When Sean Badders—vocalist and bassist for Portland's The Quick and Easy Boys—says that he and his band mates said: "F*** it, let's just make the best album we can regardless of what the songs are or how it might be perceived," before recording their latest record Follow Us Overboard, he provides all the insight needed for 15 rambunctious tracks that seem to terrorize rock and roll.
Known for their psychedelic tirades, The Quick and Easy Boys get to work early on the album: By minute three, they abandon the bluesy structure of the six-minute opening track "Breathe" in favor of a guitar solo anthem that shreds right through the otherwise soulful song. And if that sounds good, there's more of that on the record; a lot more.
Like the nitrous-charged track "Die," which pairs Iron Maiden-inspired guitar licks with vintage Echo & the Bunnymen vocals.
According to Badders, the crew set out to make a record that combined the sounds of the BeeGees with The Flaming Lips and at times his high-pitched vocals do sound brothers-Gibb-esque, but make no mistake, the oomph behind them on stampeding, charged songs like "See Her Changing" mask any notions of disco, Follow Us Overboard is 100 percent head-banging, no-polyester-allowed, denim rock.
For an independent release, The Quick and Easy Boys turned in a robust list of collaborations which include record producer Steve Berlin (Los Lobos) and the borrowed private studio—and instruments—of Isaac Brock (Modest Mouse). And in the end, combining more polished studio recordings with disjointed iPad-demo interludes, Follow Us Overboard is exactly what Badders says the band wanted the album to be.

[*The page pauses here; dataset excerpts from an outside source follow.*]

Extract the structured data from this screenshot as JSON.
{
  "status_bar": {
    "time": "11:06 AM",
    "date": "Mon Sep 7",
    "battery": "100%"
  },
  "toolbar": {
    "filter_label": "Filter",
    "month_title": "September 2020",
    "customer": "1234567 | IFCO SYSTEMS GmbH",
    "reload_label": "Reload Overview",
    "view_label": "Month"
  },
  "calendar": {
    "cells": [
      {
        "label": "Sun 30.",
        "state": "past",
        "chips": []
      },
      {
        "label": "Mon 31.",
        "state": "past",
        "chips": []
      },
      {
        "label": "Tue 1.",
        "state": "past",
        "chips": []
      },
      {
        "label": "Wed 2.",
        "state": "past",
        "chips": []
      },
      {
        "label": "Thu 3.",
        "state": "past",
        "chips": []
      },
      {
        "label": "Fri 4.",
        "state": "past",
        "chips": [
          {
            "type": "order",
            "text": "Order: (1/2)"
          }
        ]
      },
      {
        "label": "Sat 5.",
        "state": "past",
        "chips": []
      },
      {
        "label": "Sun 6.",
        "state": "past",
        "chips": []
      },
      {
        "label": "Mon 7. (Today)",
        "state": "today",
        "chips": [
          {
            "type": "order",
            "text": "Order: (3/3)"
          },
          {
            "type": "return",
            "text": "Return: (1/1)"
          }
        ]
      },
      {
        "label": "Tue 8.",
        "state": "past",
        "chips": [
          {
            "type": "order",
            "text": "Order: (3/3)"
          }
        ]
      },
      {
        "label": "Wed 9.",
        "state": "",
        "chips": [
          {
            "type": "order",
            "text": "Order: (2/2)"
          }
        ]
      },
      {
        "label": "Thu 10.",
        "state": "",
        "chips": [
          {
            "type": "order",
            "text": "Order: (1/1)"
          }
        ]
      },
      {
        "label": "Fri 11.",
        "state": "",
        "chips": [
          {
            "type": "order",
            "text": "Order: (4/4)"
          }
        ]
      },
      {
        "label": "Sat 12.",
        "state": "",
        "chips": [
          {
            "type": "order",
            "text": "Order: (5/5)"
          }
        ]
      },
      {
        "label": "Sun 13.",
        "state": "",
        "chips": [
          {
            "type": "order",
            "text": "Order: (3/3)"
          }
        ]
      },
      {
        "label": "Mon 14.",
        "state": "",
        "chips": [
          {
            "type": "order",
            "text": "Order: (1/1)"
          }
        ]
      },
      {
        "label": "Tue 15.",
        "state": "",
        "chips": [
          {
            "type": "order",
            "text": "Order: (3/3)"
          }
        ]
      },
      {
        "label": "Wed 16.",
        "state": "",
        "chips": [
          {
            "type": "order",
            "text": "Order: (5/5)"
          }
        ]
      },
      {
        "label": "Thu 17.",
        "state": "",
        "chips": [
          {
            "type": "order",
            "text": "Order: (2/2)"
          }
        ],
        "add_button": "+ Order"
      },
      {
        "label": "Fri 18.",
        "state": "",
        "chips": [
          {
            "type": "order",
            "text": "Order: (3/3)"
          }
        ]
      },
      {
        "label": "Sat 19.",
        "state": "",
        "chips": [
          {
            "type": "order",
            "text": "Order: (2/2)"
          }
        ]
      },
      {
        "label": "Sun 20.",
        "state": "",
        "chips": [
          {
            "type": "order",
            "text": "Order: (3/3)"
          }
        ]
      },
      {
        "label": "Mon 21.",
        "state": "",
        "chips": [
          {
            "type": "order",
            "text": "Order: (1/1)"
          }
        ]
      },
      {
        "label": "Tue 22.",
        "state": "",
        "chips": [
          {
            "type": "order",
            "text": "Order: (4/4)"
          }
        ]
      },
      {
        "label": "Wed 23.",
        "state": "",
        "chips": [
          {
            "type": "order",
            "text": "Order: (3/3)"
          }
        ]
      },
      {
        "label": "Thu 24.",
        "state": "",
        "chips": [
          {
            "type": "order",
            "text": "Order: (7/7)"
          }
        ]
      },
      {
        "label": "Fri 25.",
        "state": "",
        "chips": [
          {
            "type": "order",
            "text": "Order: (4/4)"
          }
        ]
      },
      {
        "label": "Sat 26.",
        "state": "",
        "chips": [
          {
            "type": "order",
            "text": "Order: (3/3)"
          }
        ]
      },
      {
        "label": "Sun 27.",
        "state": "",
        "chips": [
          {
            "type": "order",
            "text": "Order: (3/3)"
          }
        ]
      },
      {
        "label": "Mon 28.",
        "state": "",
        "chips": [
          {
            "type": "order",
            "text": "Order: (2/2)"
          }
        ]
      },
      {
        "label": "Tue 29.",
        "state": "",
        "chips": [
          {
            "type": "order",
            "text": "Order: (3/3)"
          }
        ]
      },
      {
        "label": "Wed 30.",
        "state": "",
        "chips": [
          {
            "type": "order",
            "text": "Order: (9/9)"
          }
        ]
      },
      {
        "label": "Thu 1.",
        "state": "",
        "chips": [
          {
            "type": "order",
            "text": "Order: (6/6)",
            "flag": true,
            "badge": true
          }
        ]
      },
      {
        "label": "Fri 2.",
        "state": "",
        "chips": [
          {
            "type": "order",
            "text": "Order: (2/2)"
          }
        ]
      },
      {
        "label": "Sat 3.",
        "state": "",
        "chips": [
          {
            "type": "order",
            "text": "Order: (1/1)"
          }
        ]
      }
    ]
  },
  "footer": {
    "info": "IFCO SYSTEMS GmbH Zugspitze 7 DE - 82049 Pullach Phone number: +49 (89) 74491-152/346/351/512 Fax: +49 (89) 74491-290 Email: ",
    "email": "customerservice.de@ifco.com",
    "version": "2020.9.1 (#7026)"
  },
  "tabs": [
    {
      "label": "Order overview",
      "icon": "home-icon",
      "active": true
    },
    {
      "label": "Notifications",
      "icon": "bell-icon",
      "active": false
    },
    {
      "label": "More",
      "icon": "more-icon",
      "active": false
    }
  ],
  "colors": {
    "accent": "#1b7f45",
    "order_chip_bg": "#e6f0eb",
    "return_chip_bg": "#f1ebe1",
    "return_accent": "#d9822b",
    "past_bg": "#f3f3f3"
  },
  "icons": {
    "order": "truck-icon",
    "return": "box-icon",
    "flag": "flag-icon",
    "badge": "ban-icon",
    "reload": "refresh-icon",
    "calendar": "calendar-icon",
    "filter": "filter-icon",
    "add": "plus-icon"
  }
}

"I joke that it's like the first album we did, only 50 times better due to increased musicianship, songwriting and the help of Steve Berlin producing," said Badders. "We really wanted to make this a weird, psychedelic rock album that was consistent throughout, but also slightly off in a good way."
The Quick and Easy Boys with McDougall
8 pm. Fri., Oct. 3
The Belfry, 302 E. Main St., Sisters.